Tibetan monks too yearn to vote in Indian elections
When Codavas fifty kms away from this Tibetan refugee settlement announced boycott of general elections, a group of Tibetan monks of the Namdroling Monastery, popularly known as the Golden Temple are eager for a chance to vote. Kuchi Venkat Lakshmana reports.india Updated: Mar 09, 2009 21:40 IST
When Codavas fifty kms away from this Tibetan refugee settlement announced boycott of general elections, a group of Tibetan monks of the Namdroling Monastery, popularly known as the Golden Temple are eager for a chance to vote.
Established in 1963, the monastery had just 10 monks then. Today some 5,000 monks live here studying and practising Budhism. A popular tourist spot onway to Coorg, it is situated some 180 kms southwest of Bangalore.

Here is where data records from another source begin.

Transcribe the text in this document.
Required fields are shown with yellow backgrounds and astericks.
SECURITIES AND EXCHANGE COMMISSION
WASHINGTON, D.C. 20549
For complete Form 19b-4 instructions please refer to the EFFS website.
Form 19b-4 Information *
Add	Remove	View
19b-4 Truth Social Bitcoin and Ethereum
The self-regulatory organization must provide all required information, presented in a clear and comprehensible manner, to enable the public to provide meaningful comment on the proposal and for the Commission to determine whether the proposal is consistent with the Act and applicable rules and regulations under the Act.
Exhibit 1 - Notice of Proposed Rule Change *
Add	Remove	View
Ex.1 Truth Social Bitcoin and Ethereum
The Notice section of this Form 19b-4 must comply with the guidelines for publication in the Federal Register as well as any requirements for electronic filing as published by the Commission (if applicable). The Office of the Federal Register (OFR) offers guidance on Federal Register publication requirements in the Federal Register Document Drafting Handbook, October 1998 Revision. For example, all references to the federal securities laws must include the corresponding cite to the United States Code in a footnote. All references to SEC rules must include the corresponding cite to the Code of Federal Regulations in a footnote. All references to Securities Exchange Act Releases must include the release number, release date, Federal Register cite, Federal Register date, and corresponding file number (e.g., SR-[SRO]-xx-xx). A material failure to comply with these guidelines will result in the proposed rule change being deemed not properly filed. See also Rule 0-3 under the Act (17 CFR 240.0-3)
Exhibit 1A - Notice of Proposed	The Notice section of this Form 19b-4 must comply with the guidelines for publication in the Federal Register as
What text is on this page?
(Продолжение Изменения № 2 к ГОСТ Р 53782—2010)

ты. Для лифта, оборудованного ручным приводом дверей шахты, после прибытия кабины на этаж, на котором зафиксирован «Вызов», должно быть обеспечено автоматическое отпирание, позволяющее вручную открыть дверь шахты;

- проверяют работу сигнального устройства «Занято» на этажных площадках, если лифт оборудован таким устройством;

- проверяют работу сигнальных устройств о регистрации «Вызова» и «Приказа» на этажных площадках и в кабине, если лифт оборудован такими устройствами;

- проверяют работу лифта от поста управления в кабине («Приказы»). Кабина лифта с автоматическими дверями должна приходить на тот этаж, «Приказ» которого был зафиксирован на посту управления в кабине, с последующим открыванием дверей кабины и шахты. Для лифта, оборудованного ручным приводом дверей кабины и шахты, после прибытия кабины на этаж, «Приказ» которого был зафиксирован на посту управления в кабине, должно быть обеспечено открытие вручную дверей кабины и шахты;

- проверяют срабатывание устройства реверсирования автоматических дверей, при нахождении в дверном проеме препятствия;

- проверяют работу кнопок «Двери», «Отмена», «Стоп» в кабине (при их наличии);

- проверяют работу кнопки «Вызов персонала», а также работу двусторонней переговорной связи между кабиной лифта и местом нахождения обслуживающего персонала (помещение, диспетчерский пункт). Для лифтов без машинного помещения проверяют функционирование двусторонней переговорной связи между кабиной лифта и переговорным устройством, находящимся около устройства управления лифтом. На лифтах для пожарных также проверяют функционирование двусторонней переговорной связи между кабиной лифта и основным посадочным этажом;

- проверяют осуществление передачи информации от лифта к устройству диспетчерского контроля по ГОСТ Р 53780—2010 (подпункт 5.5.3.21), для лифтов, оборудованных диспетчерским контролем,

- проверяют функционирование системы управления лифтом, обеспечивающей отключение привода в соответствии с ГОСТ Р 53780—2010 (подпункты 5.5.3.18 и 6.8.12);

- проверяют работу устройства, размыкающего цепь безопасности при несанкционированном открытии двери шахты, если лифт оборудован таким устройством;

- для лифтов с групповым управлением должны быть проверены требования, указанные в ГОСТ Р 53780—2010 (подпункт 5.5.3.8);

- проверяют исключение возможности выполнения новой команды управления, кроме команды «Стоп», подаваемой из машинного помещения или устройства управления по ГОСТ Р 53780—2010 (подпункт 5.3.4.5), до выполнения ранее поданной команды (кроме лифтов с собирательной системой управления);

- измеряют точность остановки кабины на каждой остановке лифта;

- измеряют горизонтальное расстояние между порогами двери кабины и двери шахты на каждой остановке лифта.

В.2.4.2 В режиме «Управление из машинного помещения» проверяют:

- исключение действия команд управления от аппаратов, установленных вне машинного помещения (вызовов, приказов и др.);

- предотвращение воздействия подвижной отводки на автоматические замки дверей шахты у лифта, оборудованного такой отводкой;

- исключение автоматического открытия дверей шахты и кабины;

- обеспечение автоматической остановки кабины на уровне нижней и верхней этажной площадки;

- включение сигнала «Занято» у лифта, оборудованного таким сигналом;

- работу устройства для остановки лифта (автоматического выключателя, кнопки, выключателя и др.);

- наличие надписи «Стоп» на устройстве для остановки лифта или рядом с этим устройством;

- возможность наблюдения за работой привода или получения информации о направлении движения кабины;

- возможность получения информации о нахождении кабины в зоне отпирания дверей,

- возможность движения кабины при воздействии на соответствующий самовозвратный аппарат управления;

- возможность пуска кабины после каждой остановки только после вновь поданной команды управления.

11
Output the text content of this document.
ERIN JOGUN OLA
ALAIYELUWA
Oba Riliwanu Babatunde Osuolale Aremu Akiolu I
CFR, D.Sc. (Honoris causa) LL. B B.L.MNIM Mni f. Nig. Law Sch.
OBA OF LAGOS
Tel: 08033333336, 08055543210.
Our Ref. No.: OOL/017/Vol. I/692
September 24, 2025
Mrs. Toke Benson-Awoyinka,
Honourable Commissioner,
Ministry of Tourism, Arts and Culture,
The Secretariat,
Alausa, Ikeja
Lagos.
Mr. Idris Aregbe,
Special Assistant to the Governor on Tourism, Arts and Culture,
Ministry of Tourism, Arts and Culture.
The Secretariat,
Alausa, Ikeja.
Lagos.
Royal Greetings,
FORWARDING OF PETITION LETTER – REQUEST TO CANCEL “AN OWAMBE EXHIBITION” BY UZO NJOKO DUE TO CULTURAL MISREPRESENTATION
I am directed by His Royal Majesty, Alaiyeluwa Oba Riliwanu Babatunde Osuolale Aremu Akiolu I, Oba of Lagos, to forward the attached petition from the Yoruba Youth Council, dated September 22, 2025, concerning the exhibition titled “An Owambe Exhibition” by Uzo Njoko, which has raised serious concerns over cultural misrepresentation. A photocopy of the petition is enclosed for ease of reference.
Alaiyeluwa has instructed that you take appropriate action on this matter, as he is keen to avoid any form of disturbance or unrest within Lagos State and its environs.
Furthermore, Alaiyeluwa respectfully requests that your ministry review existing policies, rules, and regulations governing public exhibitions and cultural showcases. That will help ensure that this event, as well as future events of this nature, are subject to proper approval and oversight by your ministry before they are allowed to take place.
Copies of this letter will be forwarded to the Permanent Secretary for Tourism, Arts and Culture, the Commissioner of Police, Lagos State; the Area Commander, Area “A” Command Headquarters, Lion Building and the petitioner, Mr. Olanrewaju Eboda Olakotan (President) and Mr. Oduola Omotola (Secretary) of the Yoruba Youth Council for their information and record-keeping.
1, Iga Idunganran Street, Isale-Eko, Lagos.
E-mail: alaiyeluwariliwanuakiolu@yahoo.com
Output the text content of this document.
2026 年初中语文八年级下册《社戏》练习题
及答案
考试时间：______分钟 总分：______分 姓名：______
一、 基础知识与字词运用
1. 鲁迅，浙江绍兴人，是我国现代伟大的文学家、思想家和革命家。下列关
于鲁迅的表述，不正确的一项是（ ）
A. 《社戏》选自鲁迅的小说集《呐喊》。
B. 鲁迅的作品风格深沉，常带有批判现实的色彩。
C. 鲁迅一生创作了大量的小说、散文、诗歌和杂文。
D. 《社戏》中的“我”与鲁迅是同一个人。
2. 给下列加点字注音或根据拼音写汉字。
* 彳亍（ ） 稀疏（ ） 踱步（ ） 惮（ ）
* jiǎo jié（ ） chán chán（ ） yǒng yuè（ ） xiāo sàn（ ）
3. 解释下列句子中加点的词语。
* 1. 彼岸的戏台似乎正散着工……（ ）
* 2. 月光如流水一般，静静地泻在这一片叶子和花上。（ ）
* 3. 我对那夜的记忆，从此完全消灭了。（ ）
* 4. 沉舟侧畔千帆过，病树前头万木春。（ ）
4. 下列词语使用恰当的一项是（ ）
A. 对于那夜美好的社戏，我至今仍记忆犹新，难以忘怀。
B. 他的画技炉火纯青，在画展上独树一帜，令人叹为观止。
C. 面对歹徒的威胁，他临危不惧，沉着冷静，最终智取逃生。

The biggest moment for inmates of Namdroling Monstery came a fortnight back when His Holiness Dalai Lama stayed at in the campus from February 19 to March 1. In his welcome the monastery was all decked up in colourful flags and buntings.
Namdroling monastery is one of the seven such institutions in Bylakuppe area, one of the four Tibetan refugee settlements created by the Indian government in Karnataka state. The other Tibetan settlements are at Hunsur also in Mysore district, Munugod in Karnad and Kolegul in Chamrajnagar.
Some 20,000 tiberan refugees live in Bylakuppe region, and have been peacefully coexisting with local populace.
In fact, the Namdroling monastery houses Ngyur Nyingma Institute that runs Budhist educational courses from primary to post graduate a doctoral level, the successful ones with doctorates after some 12 years of intense training go on to become professors at various monasteries across the globe – from United States of America to Philippines to India and Nepal.
Said Ogyen Nymia, 33, secretary of the monastery "I was born here and studied up to 7 th class in a local school. This is my home. And we want to vote as we are losing a lot."
Dressed in the maroon robes of a monk, which is the uniform of the inmates of the monastery, Nymia is like any other of his age computer literate and had two years ago computerised office work and data gathering. “For greater efficiency,” he explained pointing the pile of files stashed away neatly in the office. Less paper work, the better, and data recall is quick, he said.
As we step out of his office and take a stroll inside the campus, there are group of young children aged from seven and above playing hockey with sticks and broken water bottles for a ball. Then there was this other small group of musically inclined with one of then belting out Kal ho naa ho in a melodious voice.
"Pema is the next Indian idol," declared Dundun Shirling, 12 years confidently, From Darjeeling he has been at the monastery for some two years.
Now they have assimilated so much into the Indian culture and ethos that they feel like Indians, but want to maintain their district identity said a local journalist HT Anil who works for Udaya Kannada channel of Sun TV Network in Madikeri.